OccupancyDETR: Using DETR for Mixed Dense-sparse 3D Occupancy Prediction
Yupeng Jia, Jie He, Runze Chen, Fang Zhao, Haiyong Luo
TL;DR
OccupancyDETR addresses monocular 3D semantic occupancy by introducing a DETR-like object detection module that provides priors for a mixed dense-sparse 3D occupancy decoder. Foreground objects are decoded densely while background objects use sparse decoding, with MaskFormer used for background semantics. To mitigate slow convergence of DETR-like models, the authors propose an early matching pretraining strategy. Experiments on SemanticKITTI show real-time performance with improved handling of small objects and competitive accuracy at a reduced resource footprint.
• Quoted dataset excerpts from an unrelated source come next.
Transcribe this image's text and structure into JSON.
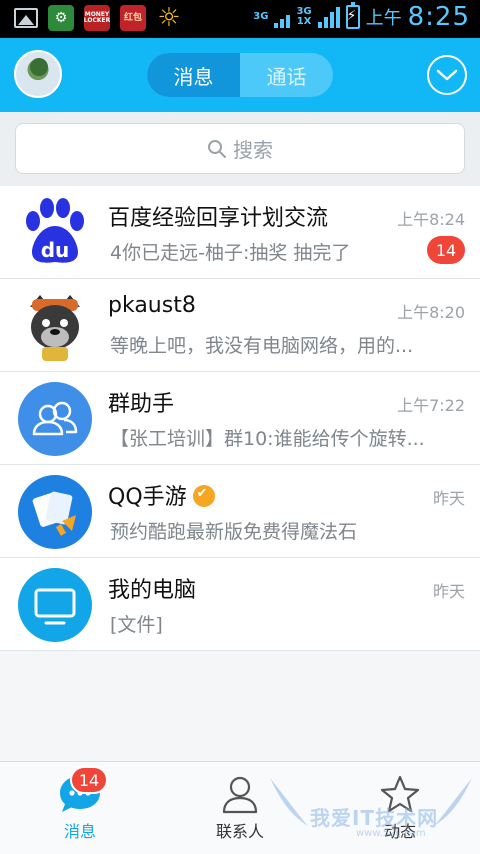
{
  "status_bar": {
    "notif_money": "MONEY LOCKER",
    "notif_hongbao": "红包",
    "net_top": "3G",
    "net_mid": "3G",
    "net_bottom": "1X",
    "ampm": "上午",
    "time": "8:25"
  },
  "header": {
    "tabs": [
      {
        "label": "消息",
        "active": true
      },
      {
        "label": "通话",
        "active": false
      }
    ],
    "dropdown_icon": "chevron-down-circle-icon"
  },
  "search": {
    "placeholder": "搜索"
  },
  "conversations": [
    {
      "title": "百度经验回享计划交流",
      "time": "上午8:24",
      "preview": "4你已走远-柚子:抽奖 抽完了",
      "unread": "14"
    },
    {
      "title": "pkaust8",
      "time": "上午8:20",
      "preview": "等晚上吧，我没有电脑网络，用的..."
    },
    {
      "title": "群助手",
      "time": "上午7:22",
      "preview": "【张工培训】群10:谁能给传个旋转..."
    },
    {
      "title": "QQ手游",
      "time": "昨天",
      "preview": "预约酷跑最新版免费得魔法石",
      "verified": true
    },
    {
      "title": "我的电脑",
      "time": "昨天",
      "preview": "[文件]"
    }
  ],
  "bottom_nav": {
    "items": [
      {
        "label": "消息",
        "icon": "chat-bubble-icon",
        "badge": "14",
        "active": true
      },
      {
        "label": "联系人",
        "icon": "contact-person-icon"
      },
      {
        "label": "动态",
        "icon": "star-icon"
      }
    ]
  },
  "watermark": {
    "text": "我爱IT技术网",
    "url": "www.52ij.com"
  },
  "colors": {
    "header": "#12b7f5",
    "tab_active": "#1296db",
    "badge": "#f0463a",
    "vip": "#f5a623"
  }
}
The work presents a practical, scalable approach to real-time 3D occupancy perception from monocular input and suggests easy extension to multi-frame/multi-camera setups.
Abstract
Visual-based 3D semantic occupancy perception is a key technology for robotics, including autonomous vehicles, offering an enhanced understanding of the environment by 3D. This approach, however, typically requires more computational resources than BEV or 2D methods. We propose a novel 3D semantic occupancy perception method, OccupancyDETR, which utilizes a DETR-like object detection, a mixed dense-sparse 3D occupancy decoder. Our approach distinguishes between foreground and background within a scene. Initially, foreground objects are detected using the DETR-like object detection. Subsequently, queries for both foreground and background objects are fed into the mixed dense-sparse 3D occupancy decoder, performing upsampling in dense and sparse methods, respectively. Finally, a MaskFormer is utilized to infer the semantics of the background voxels. Our approach strikes a balance between efficiency and accuracy, achieving faster inference times, lower resource consumption, and improved performance for small object detection. We demonstrate the effectiveness of our proposed method on the SemanticKITTI dataset, showcasing an mIoU of 14 and a processing speed of 10 FPS, thereby presenting a promising solution for real-time 3D semantic occupancy perception.